API Document Loader: Loads and transforms documents using the Unstructured API. Supports extracting text, tables, and images from various document formats.
PDF Document Loader: Loads and transforms PDF documents with various processing strategies.
Document Chunker: Chunks documents using configurable strategies, with section-aware chunking as the default for most pipelines.

Key features:

Support for multiple document formats (PDF, DOCX, PPTX, etc.).
Various processing strategies (hi_res, auto, fast).
Configurable chunking with overlap and size parameters.
Metadata preservation during document processing.
Recursive directory processing for batch document loading.

BAML

BAML is a domain-specific language for defining LLM interactions. All LLM logic in this project — prompts, input/output schemas, client configurations, and test cases — is written in .baml files, fully separated from the Python application code. A Rust-based compiler then generates a typed Python client from these definitions, bridging the two layers.

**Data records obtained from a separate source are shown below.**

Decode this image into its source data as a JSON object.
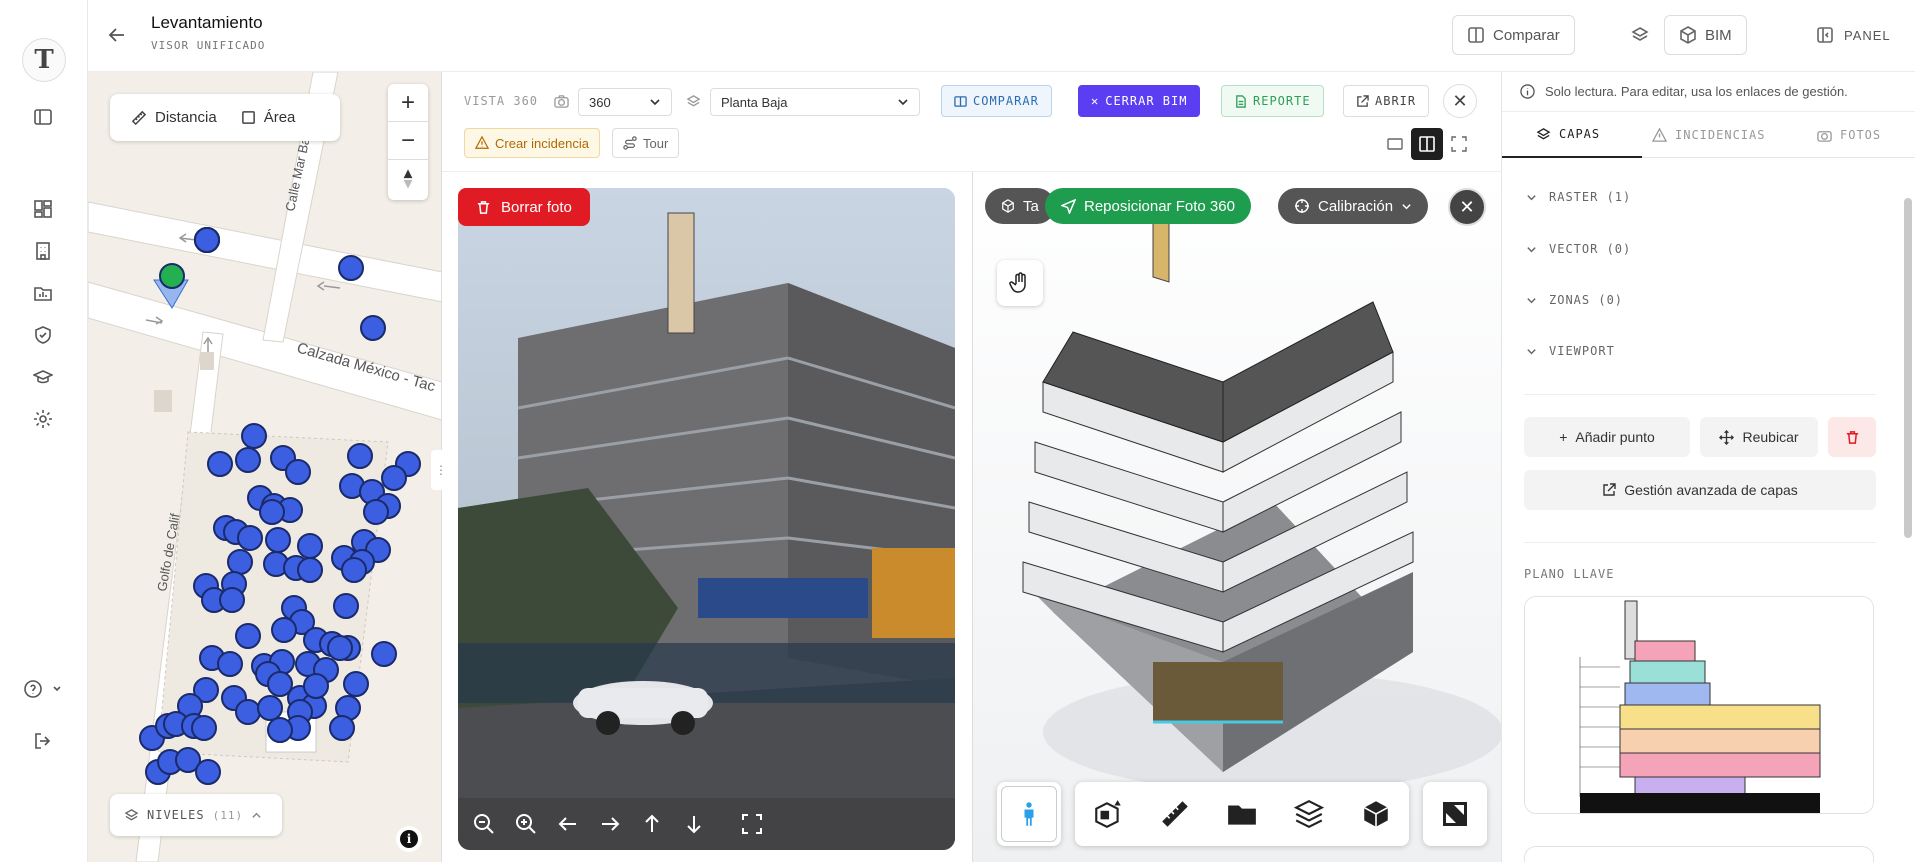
{
  "header": {
    "title": "Levantamiento",
    "subtitle": "VISOR UNIFICADO",
    "compare_label": "Comparar",
    "bim_label": "BIM",
    "panel_label": "PANEL"
  },
  "rail": {
    "logo_letter": "T",
    "icons": [
      "sidebar-toggle-icon",
      "dashboard-icon",
      "building-icon",
      "folder-chart-icon",
      "shield-check-icon",
      "graduation-cap-icon",
      "settings-icon",
      "help-icon",
      "logout-icon"
    ]
  },
  "map": {
    "distance_label": "Distancia",
    "area_label": "Área",
    "zoom_in": "+",
    "zoom_out": "−",
    "street_1": "Calle Mar Baffin",
    "street_2": "Calzada México - Tac",
    "street_3": "Golfo de Calif",
    "levels_label": "NIVELES",
    "levels_count": "(11)",
    "info_glyph": "i"
  },
  "toolbar": {
    "vista_label": "VISTA 360",
    "mode_value": "360",
    "floor_value": "Planta Baja",
    "compare_label": "COMPARAR",
    "close_bim_label": "CERRAR BIM",
    "report_label": "REPORTE",
    "open_label": "ABRIR",
    "incident_label": "Crear incidencia",
    "tour_label": "Tour"
  },
  "photo": {
    "delete_label": "Borrar foto"
  },
  "bim": {
    "tab_label": "Ta",
    "reposition_label": "Reposicionar Foto 360",
    "calibration_label": "Calibración"
  },
  "right_panel": {
    "notice": "Solo lectura. Para editar, usa los enlaces de gestión.",
    "tabs": [
      {
        "label": "CAPAS",
        "icon": "layers-icon"
      },
      {
        "label": "INCIDENCIAS",
        "icon": "warning-icon"
      },
      {
        "label": "FOTOS",
        "icon": "camera-icon"
      }
    ],
    "layers": [
      "RASTER (1)",
      "VECTOR (0)",
      "ZONAS (0)",
      "VIEWPORT"
    ],
    "add_point_label": "Añadir punto",
    "relocate_label": "Reubicar",
    "advanced_label": "Gestión avanzada de capas",
    "key_plan_label": "PLANO LLAVE"
  },
  "colors": {
    "accent_purple": "#5b3ef2",
    "danger": "#e01b24",
    "success": "#1f9d4e",
    "map_marker": "#3b5fe0"
  }
}
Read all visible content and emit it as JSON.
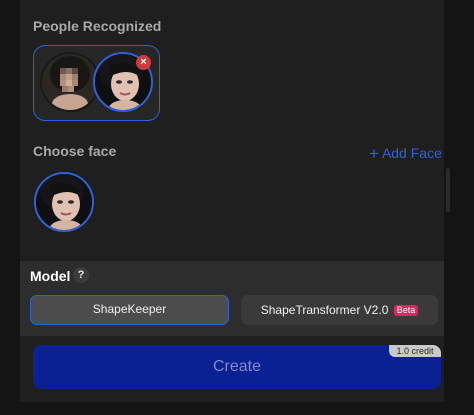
{
  "sections": {
    "people_title": "People Recognized",
    "choose_title": "Choose face",
    "add_face_label": "Add Face"
  },
  "model": {
    "title": "Model",
    "help_symbol": "?",
    "options": [
      {
        "label": "ShapeKeeper",
        "selected": true
      },
      {
        "label": "ShapeTransformer V2.0",
        "badge": "Beta",
        "selected": false
      }
    ]
  },
  "actions": {
    "create_label": "Create",
    "credit_label": "1.0 credit"
  },
  "icons": {
    "remove": "close-icon",
    "add": "plus-icon",
    "help": "question-icon"
  },
  "colors": {
    "accent": "#2d63d8",
    "create_bg": "#0a2093",
    "remove_badge": "#cf3b3b",
    "beta_badge": "#e0245e"
  }
}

All LLM calls are BAML functions: Every LLM interaction — answer generation across all six domain pipelines and metadata extraction in the enrichment system — is defined as a typed BAML function with declared inputs, output schema, and prompt template.
Structured output with automatic parsing: BAML uses Schema-Aligned Parsing to transform raw LLM text into typed objects matching the declared schema. Handles malformed JSON, missing fields, and other common output issues without manual parsing code, working with any model without requiring tool-calling APIs.
Domain-specific prompt templates: Each pipeline defines its own function with a tailored system prompt and output schema. Medical pipelines emphasize clinical reasoning and safety guidelines; financial pipelines focus on analytical rigor. Prompts use Jinja-like templating with role markers and automatic schema injection.
Multi-provider fallback chain: Three LLM providers (Groq, Cerebras, SambaNova) are chained with automatic failover - if the primary provider fails, the system transparently retries with the next.
Retry policy: Built-in exponential backoff with configurable retries for transient failures.
Dynamic type generation at runtime: The metadata enricher converts user-defined JSON schemas into typed BAML definitions at runtime, so each pipeline can define its own metadata schema in a YAML config.
Co-located test cases: Each BAML function includes test cases alongside its definition, enabling prompt iteration and regression testing without modifying Python test files.

Installation

The project uses uv for dependency management. First, ensure uv is installed:

Install uv (if not already installed)

pip install uv

Then install the project dependencies:

Install dependencies

uv sync

Activate the virtual environment

source .venv/bin/activate

Usage

Environment Setup

Create a .env file in the project root with the required environment variables:

GROQ_API_KEY=your_groq_api_key MILVUS_URI=your_milvus_uri MILVUS_TOKEN=your_milvus_token UNSTRUCTURED_API_KEY=your_unstructured_api_key

Indexing

Each dataset module includes an indexing script to process and store documents in the vector database:

Example for HealthBench:

cd src/rag_pipelines/healthbench python healthbench_indexing.py

RAG Evaluation

Each dataset module includes a RAG evaluation script to test the pipeline performance:

Example for HealthBench:

cd src/rag_pipelines/healthbench python healthbench_rag.py

Contributing

Please see the CONTRIBUTING.md file for detailed contribution guidelines.

License

This project is licensed under the MIT License - see the LICENSE file for details.